The cardinal sin was realizing, after cutting apart a whole chicken*, skinning it, and browning it in oil and butter, while the baby slept and while Todd was teaching kung fu lessons, that I didn't have those ingredients. I didn't even have one ingredient that I was utterly confident of possessing.

The ingredients I didn't have were: Red wine vinegar, sour cream, tomato paste and shallots. I had already realized, still at work, that I didn't have shallots but I stupidly, optimistically figured it perhaps only called for like two tablespoons and could be fixed by adding more garlic and some yellow onion. However, it was 1/3 cup of shallots. Poop.

But what to do about the others? I decided for the vinegar (another 1/3 cup), I'd use rice vinegar with a splash or two of apple cider vinegar.

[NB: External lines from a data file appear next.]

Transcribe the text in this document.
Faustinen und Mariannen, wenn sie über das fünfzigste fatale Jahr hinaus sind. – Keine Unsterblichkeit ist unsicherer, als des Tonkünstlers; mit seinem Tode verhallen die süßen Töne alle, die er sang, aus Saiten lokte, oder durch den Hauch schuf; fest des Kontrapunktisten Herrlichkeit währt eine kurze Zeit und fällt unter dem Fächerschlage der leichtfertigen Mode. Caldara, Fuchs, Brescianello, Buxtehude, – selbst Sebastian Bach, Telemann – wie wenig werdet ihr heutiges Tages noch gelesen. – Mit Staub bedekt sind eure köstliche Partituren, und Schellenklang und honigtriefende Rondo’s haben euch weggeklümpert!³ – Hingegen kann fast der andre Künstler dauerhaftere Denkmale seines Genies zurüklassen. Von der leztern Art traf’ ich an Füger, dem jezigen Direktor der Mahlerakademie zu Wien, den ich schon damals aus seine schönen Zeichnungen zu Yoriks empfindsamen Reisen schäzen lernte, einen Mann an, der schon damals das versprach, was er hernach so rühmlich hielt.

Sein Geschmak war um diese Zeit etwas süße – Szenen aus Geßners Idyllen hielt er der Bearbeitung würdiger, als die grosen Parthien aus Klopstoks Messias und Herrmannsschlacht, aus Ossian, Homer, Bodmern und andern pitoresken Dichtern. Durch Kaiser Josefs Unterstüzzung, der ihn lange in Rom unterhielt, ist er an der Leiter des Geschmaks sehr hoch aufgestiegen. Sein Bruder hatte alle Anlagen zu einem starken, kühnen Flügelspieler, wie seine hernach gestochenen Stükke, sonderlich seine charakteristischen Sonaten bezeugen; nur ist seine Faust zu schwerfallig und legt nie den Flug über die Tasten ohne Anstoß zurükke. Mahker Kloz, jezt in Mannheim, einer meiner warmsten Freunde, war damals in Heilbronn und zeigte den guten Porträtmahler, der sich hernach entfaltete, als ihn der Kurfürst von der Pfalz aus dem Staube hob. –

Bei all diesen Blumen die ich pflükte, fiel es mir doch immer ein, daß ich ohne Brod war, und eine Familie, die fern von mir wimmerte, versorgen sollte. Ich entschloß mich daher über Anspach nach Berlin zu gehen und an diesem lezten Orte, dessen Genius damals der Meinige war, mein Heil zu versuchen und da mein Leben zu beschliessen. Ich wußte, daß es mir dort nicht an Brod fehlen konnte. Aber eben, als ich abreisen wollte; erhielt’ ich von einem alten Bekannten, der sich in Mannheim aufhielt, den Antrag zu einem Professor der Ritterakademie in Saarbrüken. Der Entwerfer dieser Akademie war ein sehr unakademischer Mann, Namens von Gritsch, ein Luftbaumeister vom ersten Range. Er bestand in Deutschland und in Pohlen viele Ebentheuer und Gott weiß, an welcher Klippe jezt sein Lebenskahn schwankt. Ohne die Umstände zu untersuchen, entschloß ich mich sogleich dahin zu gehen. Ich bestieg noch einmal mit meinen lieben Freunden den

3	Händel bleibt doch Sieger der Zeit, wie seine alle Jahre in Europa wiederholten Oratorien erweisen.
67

For the sour cream, the only somewhat possible substitute was the butternut squash soup I posted about yesterday. So I used it, 1/2 cup. For the tomato paste, I used about three sun dried tomato-halves. And for the shallots, I just said fuck it and diced half a yellow onion.

So I guess what I'm trying to say is... the recipe was  punch yourself in the face delicious. It took me a long time, an hour and a half from start to finish, and after work, yoga, etc, I was absolutely exhausted. But it was worth it, because it was phenomenally good.

Look, I hate telling people This Is How You Do Something because there's always different ways to every thing out there. I love giving advice but I know 90% of the time it won't get followed, and that's fine. To each their own.  But the only thing that I think everyone should do is to trust yourself, no matter where you are or what your skill level is. And I think that is the secret behind cooking to be honest. You need to walk in that kitchen and know that running out of a spice, or spilling the last of the flour, or having to use stupid soup instead of sour cream will NOT ruin you or your recipe. It just makes it yours.

So go out there get in that kitchen and fight for your right to fuck up your recipes!

*To add insult to injury, the chicken was some funky POS that wasn't a standard fryer but was sealed up in a bag that was filled with chicken broth which meant not only was the sodium content higher (therefore removing some of The Seasoning Power from my hands), but it was uber-saturated, and when I separated thigh from drumstick there was ridiculous aftermath, and chicken blood-water everywhere.